The greatest festival of the month of February is the Feast of the Reception of the Lord celebrated on February 2nd. This feast liturgically falls forty days after Christmas on December 25th, and is one of the Twelve Great Feasts of the Orthodox Church. It is called "Reception" (Gr. Hypapante), since Christ was received by Symeon at the Temple in Jerusalem, as recorded in the Gospel of Luke. Though liturgically this feast naturally falls in the month of February and is one of the oldest feasts of the Church, it is rather ironic as well since the word February means "purification", and one of the acts we commemorate today is the ritual of purification the Mother of God went through according to the Mosaic Law. This festival continues into February 3rd, on which we celebrate Saints Symeon and Anna, the principle characters of the feast. The afterfeast of the Reception of Christ lasts seven days, until the Leavetaking of the Feast on February 9th, though this may be shortened or omitted altogether if February 2 falls on or after the Sunday of the Publican and the Pharisee.

Because the Triodion period usually begins in the month of February, and sometimes even Great Lent begins, the month of February has no other major celebrations, focusing rather on the solemn days that immerse us into the moveable themes of the Triodion and Great Lent. The Triodion is a period of three weeks that help us to prepare for the rigorous fasting and praying of Great Lent. It begins on the Sunday of the Publican and the Pharisee, which is followed by a fast-free week. The next Sunday is the Sunday of the Prodigal Son, and fasting is observed only on Wednesday and Friday of that week. The Sunday of the Last Judgment, also known is Meatfare Sunday, is followed by a week of fasting from all meat, though milk products are allowed to be consumed. The last Sunday of the Triodion is known as the Sunday of Forgiveness, or Cheesefare Sunday, and is the last day in which milk products can be consumed. The next day is Clean Monday, when the strict fast of Great Lent begins. It should be noted that the Saturday before Meatfare Sunday is the first of three consecutive Saturdays known as the Saturday of Souls, when we focus on special prayers for the dead.

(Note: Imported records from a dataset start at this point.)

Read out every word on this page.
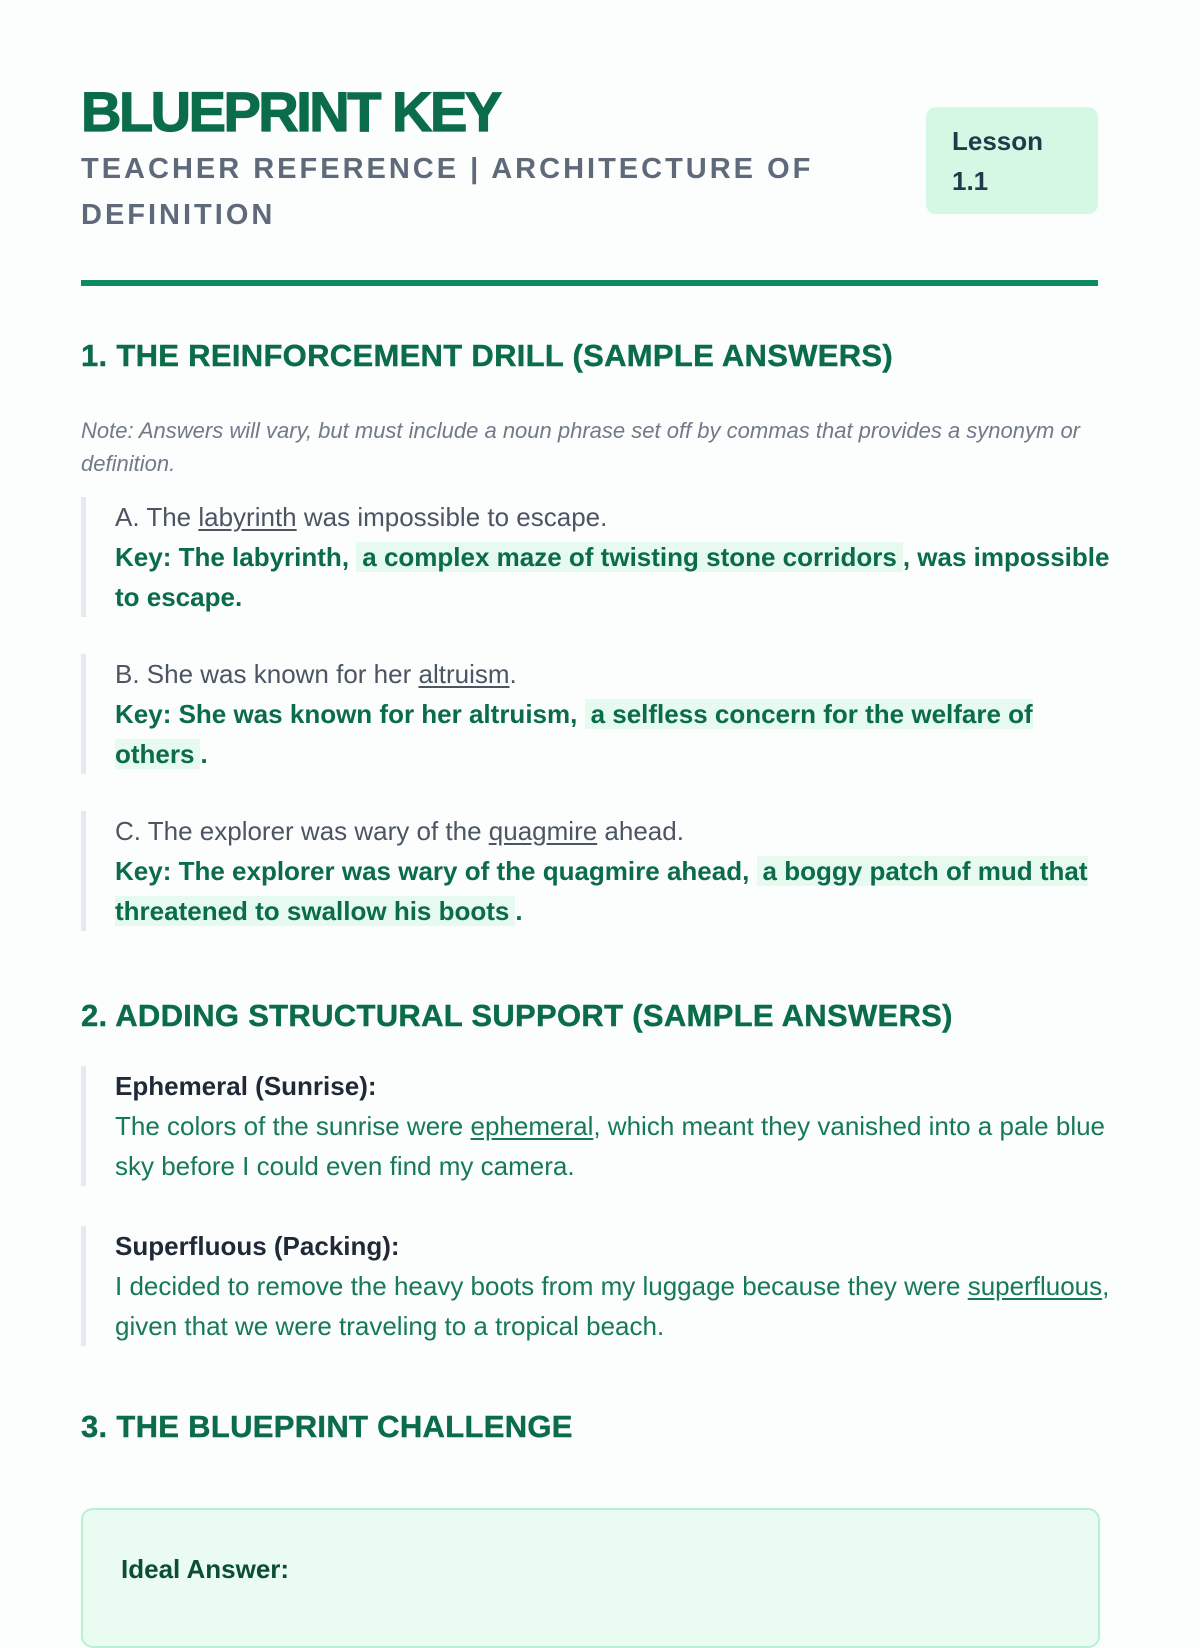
BLUEPRINT KEY
TEACHER REFERENCE | ARCHITECTURE OF DEFINITION
Lesson
1.1
1. THE REINFORCEMENT DRILL (SAMPLE ANSWERS)
Note: Answers will vary, but must include a noun phrase set off by commas that provides a synonym or definition.
A. The labyrinth was impossible to escape.
Key: The labyrinth, a complex maze of twisting stone corridors , was impossible to escape.
B. She was known for her altruism.
Key: She was known for her altruism, a selfless concern for the welfare of others .
C. The explorer was wary of the quagmire ahead.
Key: The explorer was wary of the quagmire ahead, a boggy patch of mud that threatened to swallow his boots .
2. ADDING STRUCTURAL SUPPORT (SAMPLE ANSWERS)
Ephemeral (Sunrise):
The colors of the sunrise were ephemeral, which meant they vanished into a pale blue sky before I could even find my camera.
Superfluous (Packing):
I decided to remove the heavy boots from my luggage because they were superfluous, given that we were traveling to a tropical beach.
3. THE BLUEPRINT CHALLENGE
Ideal Answer:
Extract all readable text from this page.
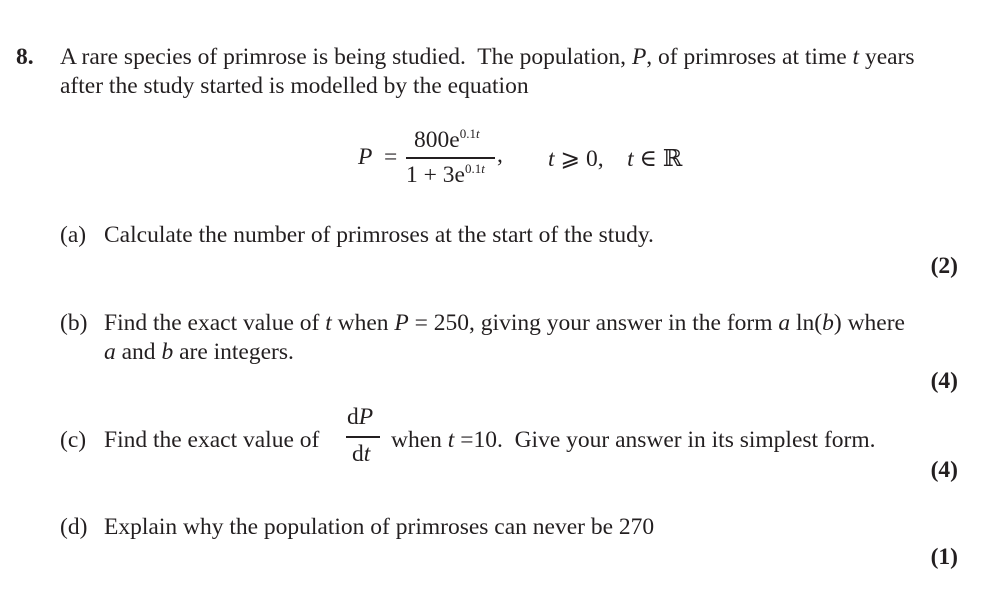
8. A rare species of primrose is being studied.  The population, P, of primroses at time t years
after the study started is modelled by the equation
P =
$800e^{0.1t}$
$1 + 3e^{0.1t}$
, t ⩾ 0,    t ∈ ℝ
(a) Calculate the number of primroses at the start of the study.
(2)
(b) Find the exact value of t when P = 250, giving your answer in the form a ln(b) where
a and b are integers.
(4)
(c) Find the exact value of
dP
dt
when t =10.  Give your answer in its simplest form.
(4)
(d) Explain why the population of primroses can never be 270
(1)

This sums up the month of February in the Orthodox Church, which has a primary theme of purification. We are reminded of this first with the Feast of the Reception, when the Mother of God underwent the purification ritual, and then with the period of the Triodion, in which we not only purify our household of various foods to prepare us for Great Lent, but we also begin to purify our hearts and minds, as the hymns of this period enjoin us to do, as we are about to enter the most solemn and sober and profound period of the liturgical year. Lastly, we are reminded that this is a month of purification by the name of the month itself, since the Latin term februum after which it is named means purification.